School road rage: Half of mothers abused or threatened while driving children to class

Almost half of mothers have been sworn at, abused or threatened with violence while driving their children to school.

‘School road rage’ has become so bad, many admit they now dread having to pick their children up from lessons.

The survey of 1,150 mothers found 27 per cent have had rude hand gestures made at them, while 19 per cent have been sworn at by other drivers.

Many mothers fear the school run because of road rage incidents such as these

Many mothers fear the school run because of road rage incidents such as these

Others said they are regularly hooted at or have had headlights flashed at them while on the school run.
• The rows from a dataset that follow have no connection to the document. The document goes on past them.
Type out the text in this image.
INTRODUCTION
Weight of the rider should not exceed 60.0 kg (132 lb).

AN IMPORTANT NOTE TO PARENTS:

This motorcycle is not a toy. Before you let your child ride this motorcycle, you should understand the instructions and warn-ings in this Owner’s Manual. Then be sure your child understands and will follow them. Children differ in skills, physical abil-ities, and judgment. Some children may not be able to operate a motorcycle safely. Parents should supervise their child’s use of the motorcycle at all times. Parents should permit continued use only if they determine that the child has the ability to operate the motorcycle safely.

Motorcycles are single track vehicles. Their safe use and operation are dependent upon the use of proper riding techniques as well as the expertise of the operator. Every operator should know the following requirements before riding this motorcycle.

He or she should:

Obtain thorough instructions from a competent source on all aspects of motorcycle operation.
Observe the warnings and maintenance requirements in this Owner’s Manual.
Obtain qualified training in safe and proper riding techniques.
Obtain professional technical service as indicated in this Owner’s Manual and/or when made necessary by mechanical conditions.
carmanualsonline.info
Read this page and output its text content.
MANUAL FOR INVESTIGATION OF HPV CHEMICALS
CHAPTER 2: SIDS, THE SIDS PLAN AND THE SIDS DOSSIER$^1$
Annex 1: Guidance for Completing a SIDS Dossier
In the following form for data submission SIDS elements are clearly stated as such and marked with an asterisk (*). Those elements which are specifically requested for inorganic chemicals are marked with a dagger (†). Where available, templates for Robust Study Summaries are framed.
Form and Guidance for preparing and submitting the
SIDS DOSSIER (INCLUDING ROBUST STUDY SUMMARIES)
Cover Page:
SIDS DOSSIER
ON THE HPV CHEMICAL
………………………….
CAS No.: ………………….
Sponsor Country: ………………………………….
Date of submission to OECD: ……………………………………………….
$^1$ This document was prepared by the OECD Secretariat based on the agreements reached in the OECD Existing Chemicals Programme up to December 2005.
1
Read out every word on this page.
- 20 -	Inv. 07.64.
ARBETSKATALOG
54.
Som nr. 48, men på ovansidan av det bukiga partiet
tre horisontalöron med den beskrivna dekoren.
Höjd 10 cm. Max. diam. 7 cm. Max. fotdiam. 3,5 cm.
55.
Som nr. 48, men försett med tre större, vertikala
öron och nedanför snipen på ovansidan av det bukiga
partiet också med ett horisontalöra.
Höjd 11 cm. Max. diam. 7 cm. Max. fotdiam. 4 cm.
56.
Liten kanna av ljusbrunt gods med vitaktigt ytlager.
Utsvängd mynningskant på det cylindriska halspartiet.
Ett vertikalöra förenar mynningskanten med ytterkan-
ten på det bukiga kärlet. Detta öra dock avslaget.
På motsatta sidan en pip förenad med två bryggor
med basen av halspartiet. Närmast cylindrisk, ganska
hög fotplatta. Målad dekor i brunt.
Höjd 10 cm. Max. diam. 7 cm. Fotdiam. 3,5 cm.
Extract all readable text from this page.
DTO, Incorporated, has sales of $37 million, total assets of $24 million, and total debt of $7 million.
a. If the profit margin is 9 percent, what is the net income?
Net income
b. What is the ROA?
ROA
Most seriously, 2 per cent have been threatened with violence, the figures compiled
by Honda reveal.

The road rage often occurs when other drivers caught up in congestion around the school gates get annoyed at slower traffic, parents looking for parking spaces and being held up as kids cross the road.
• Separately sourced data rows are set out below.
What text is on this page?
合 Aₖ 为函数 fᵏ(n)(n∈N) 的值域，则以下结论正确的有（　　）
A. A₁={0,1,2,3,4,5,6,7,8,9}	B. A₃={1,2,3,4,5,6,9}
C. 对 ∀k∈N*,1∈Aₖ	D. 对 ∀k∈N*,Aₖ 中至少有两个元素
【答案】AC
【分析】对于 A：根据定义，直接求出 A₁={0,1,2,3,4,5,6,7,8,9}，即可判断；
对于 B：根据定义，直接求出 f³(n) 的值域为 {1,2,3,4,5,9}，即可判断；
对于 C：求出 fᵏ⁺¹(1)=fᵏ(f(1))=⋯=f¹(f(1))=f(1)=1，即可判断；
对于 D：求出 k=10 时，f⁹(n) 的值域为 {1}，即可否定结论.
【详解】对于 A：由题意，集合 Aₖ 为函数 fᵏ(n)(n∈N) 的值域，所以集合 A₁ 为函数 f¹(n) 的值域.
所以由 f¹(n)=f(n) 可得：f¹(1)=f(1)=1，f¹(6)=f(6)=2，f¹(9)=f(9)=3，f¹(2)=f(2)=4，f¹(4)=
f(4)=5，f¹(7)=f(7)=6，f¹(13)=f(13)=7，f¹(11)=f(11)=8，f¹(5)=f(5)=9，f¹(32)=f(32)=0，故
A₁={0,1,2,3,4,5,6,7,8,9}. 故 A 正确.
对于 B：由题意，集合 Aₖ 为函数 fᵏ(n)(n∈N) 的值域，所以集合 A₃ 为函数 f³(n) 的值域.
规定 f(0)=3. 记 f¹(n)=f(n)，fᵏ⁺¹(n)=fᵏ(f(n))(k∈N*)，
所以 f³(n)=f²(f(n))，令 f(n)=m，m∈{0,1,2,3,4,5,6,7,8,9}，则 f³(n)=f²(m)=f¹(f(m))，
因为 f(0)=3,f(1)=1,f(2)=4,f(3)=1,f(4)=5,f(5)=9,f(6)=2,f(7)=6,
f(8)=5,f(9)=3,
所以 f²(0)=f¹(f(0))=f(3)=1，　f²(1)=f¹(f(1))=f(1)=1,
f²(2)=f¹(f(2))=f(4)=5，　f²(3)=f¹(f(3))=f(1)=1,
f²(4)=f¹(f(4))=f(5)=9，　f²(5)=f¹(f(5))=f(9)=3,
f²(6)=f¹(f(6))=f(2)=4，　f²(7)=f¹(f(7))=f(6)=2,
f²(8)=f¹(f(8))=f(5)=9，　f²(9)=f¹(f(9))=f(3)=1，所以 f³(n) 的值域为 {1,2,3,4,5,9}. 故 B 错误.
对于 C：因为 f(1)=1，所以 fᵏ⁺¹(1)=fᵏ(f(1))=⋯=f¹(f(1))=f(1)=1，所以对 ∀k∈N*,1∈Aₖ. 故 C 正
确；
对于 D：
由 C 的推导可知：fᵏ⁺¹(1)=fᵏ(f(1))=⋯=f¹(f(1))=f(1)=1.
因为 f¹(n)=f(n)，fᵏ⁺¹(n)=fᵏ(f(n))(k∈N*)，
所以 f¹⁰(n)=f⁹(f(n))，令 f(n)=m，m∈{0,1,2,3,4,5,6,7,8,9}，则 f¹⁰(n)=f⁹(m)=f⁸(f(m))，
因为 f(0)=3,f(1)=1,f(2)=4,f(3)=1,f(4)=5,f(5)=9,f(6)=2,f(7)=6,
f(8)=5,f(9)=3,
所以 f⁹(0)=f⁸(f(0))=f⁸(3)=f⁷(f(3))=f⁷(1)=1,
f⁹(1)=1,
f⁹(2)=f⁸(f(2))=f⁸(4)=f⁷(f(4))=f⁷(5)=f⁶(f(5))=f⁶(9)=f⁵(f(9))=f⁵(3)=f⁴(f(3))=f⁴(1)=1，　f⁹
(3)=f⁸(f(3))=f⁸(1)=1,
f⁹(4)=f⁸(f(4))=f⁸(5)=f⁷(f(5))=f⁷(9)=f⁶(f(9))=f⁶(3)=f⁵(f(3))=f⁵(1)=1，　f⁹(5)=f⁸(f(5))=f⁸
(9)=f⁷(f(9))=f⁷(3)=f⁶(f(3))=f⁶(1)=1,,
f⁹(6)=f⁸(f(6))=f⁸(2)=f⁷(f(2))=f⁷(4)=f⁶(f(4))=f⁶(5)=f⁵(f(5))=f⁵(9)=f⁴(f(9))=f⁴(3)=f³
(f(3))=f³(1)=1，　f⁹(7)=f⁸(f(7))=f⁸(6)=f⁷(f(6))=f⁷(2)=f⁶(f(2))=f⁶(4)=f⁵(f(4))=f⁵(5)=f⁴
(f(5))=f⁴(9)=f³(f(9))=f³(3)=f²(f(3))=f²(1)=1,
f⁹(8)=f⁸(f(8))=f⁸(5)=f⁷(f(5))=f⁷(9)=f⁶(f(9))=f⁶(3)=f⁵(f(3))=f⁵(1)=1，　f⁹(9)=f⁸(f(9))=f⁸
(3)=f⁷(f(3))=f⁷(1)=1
But some 55 per cent of mums believe they were targeted by motorists and environmentalists angry their cars are clogging roads in what are perceived to be large gas-guzzling cars.
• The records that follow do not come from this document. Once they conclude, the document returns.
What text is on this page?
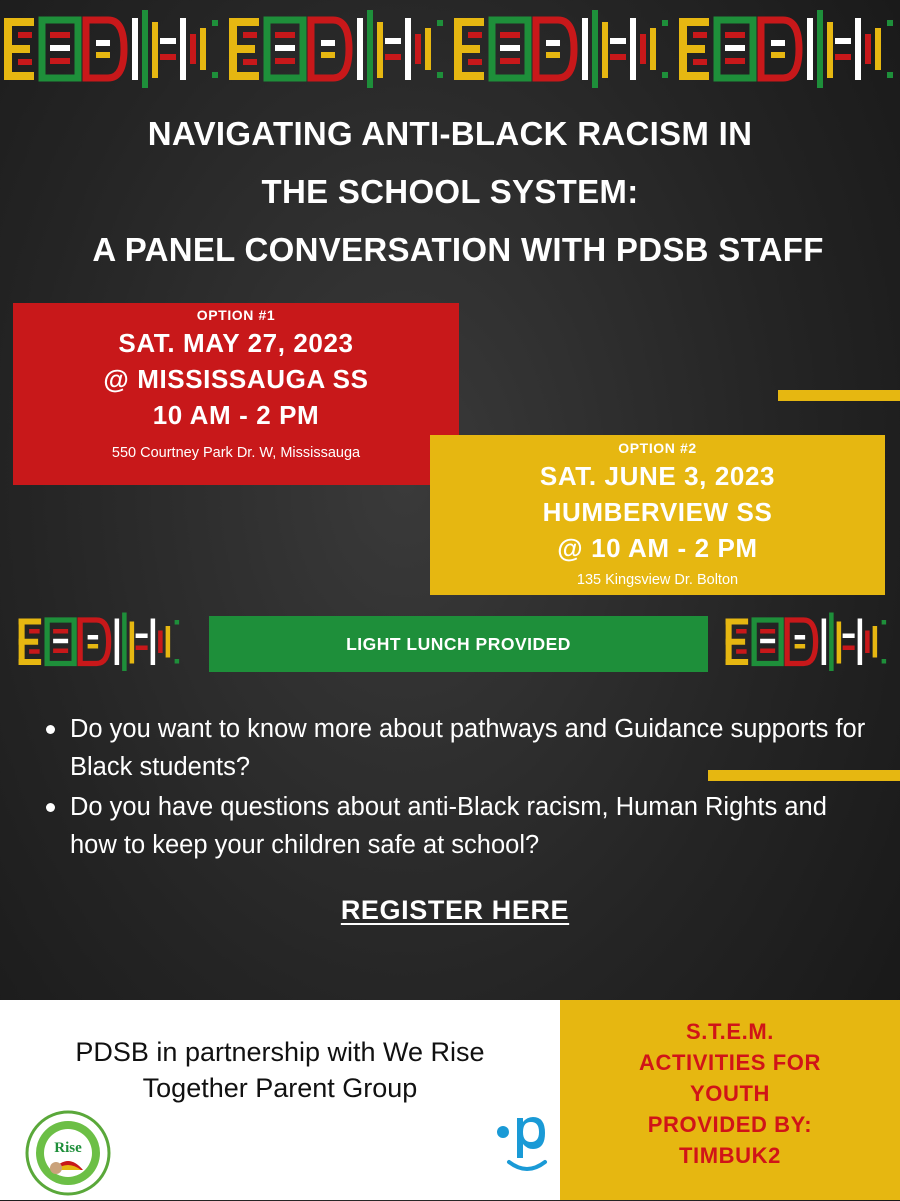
NAVIGATING ANTI-BLACK RACISM IN
THE SCHOOL SYSTEM:
A PANEL CONVERSATION WITH PDSB STAFF
OPTION #1
SAT. MAY 27, 2023
@ MISSISSAUGA SS
10 AM - 2 PM
550 Courtney Park Dr. W, Mississauga	OPTION #2
SAT. JUNE 3, 2023
HUMBERVIEW SS
@ 10 AM - 2 PM
135 Kingsview Dr. Bolton
LIGHT LUNCH PROVIDED
Do you want to know more about pathways and Guidance supports for Black students?
Do you have questions about anti-Black racism, Human Rights and how to keep your children safe at school?
REGISTER HERE
PDSB in partnership with We Rise
Together Parent Group
Rise
S.T.E.M.
ACTIVITIES FOR
YOUTH
PROVIDED BY:
TIMBUK2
The mums feel they are unfairly stereotyped - many share the run with other children so five seat cars and bigger are often full.

John Kingston, of Honda, said: ‘We believe the reason mums get such a hard time is because of unfounded perceptions.’

More than three in four take two or more children with them to and from school and 49 per cent make the trip as part of a longer journey, such as shopping or to work.

Almost half  of school run mums have never had a crash in their car, compared to just 35 per cent of the population as a whole.

Slightly more than half live too far away from school to walk or cycle and 19 per cent say there are no suitable public transport links.

A small section - 15 per cent - say they use the car because they are worried about busy roads or other safety aspects.

But nearly half  feel they are being unfairly pressured into leaving the car at home despite the lack of an alternative.

Back home, mums are greener too than most of the population.

They recycle an average of 60 per cent of their household waste, compared to around 25 per cent for the average UK adult.